Responding to alliance of peers and Bishops, including former Liberal Democrat leader Lord Ashdown who are planning to derail the reform, Duncan Smith said the cap was not designed to "punish" and his critics were wrong.

"I simply make the point to them that the purpose of this is not to punish people but it is to give fairness to people who are paying tax, who are commuting large distances because they can only afford to live in the houses that they have chosen," he told Sky News.

"It is also about fairness to those who are on these benefits; it is not fair to trap somebody in an expensive house which they cannot afford then to go to work on the back of, because they would lose their housing benefit if they went to work - so they are disincentivised from going to work.

The cap, which would mean no family would be able to claim over £500 a week in benefits, was denounced as "completely unacceptable" by Lord Ashdown on Sunday.

Despite the divisions in his own ranks, however, Deputy Prime Minister Nick Clegg has said he is fully signed up to the changes.

Clegg suggested there was some scope for softening the impact of the changes through "transitional arrangements" around the introduction of the cap.

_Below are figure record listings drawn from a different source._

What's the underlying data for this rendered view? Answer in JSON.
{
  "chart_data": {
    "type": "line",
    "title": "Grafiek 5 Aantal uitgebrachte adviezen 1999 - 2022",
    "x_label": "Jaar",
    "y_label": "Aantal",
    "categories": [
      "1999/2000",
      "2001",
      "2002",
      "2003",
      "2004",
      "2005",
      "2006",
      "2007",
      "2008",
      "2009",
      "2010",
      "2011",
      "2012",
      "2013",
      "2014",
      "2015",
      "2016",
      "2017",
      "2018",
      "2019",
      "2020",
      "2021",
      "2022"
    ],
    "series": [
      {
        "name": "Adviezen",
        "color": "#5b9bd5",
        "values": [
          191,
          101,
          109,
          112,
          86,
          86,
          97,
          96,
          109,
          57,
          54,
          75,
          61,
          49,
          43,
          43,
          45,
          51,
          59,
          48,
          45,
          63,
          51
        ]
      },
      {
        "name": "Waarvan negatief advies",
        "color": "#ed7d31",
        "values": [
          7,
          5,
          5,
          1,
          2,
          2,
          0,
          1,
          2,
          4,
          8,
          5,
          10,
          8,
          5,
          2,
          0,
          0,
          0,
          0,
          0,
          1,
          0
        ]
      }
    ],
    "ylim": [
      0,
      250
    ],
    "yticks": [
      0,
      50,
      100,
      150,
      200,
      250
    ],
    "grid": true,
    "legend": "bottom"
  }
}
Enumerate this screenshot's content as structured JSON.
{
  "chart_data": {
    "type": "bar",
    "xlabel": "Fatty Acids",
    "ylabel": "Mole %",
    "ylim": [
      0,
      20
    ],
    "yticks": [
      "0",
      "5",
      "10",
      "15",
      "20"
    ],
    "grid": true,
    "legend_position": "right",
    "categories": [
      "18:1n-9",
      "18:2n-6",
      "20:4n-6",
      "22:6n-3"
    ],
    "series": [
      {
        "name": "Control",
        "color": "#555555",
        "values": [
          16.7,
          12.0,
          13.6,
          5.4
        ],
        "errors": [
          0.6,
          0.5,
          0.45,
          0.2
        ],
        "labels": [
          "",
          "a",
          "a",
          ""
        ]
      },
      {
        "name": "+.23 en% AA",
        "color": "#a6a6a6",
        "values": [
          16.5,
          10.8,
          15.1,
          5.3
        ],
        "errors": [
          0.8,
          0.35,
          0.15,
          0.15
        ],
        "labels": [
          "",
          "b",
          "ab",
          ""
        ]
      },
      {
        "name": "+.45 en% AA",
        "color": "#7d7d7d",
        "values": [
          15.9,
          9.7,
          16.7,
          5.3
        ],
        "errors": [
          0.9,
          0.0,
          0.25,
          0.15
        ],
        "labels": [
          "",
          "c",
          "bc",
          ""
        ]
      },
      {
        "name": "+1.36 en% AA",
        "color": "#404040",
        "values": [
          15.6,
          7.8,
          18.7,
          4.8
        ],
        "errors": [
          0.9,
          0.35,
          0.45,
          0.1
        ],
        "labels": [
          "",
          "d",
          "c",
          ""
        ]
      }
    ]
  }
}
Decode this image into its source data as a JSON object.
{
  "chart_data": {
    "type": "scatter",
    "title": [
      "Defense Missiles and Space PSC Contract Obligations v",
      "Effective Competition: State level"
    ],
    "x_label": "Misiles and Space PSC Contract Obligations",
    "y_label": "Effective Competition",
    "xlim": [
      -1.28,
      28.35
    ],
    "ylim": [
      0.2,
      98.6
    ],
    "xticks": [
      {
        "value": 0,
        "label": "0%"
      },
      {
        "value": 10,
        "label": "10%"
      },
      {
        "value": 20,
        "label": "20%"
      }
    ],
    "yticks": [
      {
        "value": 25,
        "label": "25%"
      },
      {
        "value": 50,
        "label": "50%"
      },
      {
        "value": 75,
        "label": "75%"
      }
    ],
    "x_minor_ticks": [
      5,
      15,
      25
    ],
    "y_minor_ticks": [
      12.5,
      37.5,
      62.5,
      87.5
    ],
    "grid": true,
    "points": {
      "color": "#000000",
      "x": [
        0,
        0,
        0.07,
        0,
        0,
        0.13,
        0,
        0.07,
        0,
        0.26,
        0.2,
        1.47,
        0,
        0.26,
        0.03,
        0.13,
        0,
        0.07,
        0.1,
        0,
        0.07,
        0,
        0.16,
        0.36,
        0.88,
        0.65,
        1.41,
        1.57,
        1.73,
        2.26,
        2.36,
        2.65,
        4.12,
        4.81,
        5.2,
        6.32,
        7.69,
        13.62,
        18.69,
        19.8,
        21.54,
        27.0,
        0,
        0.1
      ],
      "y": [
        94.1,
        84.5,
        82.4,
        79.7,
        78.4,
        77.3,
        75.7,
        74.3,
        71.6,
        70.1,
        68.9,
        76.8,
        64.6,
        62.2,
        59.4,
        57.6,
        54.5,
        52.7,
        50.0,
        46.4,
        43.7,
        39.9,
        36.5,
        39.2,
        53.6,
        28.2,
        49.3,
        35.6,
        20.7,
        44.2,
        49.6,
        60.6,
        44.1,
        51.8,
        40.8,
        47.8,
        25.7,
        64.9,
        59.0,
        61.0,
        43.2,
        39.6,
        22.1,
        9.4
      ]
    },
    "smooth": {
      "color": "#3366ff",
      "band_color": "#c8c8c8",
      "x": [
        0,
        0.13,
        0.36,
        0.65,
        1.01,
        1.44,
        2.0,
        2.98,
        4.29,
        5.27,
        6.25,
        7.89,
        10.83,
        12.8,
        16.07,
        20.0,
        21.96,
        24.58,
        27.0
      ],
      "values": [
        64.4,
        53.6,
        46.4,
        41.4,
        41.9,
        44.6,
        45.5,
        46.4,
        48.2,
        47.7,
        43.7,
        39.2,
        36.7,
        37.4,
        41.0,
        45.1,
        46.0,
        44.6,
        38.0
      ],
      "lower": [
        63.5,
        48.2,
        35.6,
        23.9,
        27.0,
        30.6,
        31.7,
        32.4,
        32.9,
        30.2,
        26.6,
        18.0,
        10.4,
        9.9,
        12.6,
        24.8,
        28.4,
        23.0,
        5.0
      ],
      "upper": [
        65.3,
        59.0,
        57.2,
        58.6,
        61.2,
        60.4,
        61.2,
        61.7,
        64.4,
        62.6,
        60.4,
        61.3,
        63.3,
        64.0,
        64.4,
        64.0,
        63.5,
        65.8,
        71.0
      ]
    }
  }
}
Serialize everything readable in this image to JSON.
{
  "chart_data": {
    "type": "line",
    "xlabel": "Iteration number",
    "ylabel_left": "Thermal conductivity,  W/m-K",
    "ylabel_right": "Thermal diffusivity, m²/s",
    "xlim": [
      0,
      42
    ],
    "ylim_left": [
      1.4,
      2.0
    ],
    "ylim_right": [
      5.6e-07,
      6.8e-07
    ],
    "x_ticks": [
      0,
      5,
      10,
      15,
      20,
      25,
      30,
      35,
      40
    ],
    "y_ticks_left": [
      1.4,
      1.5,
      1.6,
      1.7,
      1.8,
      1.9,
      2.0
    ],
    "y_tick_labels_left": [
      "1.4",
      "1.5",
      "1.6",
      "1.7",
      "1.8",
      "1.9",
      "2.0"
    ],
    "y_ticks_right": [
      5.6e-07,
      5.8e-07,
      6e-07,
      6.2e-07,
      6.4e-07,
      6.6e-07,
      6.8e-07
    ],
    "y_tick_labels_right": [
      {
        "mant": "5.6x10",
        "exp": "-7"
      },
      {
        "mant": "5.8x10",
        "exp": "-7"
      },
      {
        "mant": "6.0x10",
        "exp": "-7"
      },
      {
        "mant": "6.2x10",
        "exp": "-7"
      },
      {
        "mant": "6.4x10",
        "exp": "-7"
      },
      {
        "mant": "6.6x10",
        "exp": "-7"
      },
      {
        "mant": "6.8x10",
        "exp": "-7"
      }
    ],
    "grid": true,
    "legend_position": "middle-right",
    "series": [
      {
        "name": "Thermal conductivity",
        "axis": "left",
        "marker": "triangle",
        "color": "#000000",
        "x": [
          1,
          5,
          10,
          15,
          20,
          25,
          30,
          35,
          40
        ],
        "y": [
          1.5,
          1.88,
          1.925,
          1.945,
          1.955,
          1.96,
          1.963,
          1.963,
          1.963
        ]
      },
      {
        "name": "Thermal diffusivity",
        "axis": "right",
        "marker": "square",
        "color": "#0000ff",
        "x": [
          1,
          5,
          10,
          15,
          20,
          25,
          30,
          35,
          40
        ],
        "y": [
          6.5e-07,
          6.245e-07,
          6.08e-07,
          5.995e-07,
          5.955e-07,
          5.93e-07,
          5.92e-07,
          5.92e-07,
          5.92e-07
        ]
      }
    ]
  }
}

However, he flatly rejected an amendment tabled by the Bishop of Ripon and Leeds, the Rt Rev John Packer, which would exclude child benefit payments from the £500-a-week limit.

Shadow work and pensions secretary Liam Byrne has said Labour will support the bishop's amendment to exclude child benefit from the cap if the party's own amendment is defeated.

Employment minister Chris Grayling said some families would have to move house because of the changes: "There certainly will be people who have to move house as a result of this, who have to move to a part of town they can afford to live in, but surely that is right," he told BBC Radio 5 Live's Pienaar's Politics.

On Sunday Iain Duncan Smith hit out at bishops trying to block his welfare reforms, accusing them of ignoring the concerns of ordinary people.

In an interview with The Sunday Times, he acknowledged that his plans to limit the total payments any household can receive could face defeat in the House of Lords on Monday.

He urged the bishops, who are leading the opposition in the upper chamber, to rethink their objections, insisting they were not doing the poor any favours.

Labour have said they will not vote against the bill "because we support the principles" but would seek to change it: "We will be seeking to amend the bill, to bring a compromise between the bishops and the Government because we don't think council taxpayers should be hit with a massive bill for homelessness," a party spokesperson said.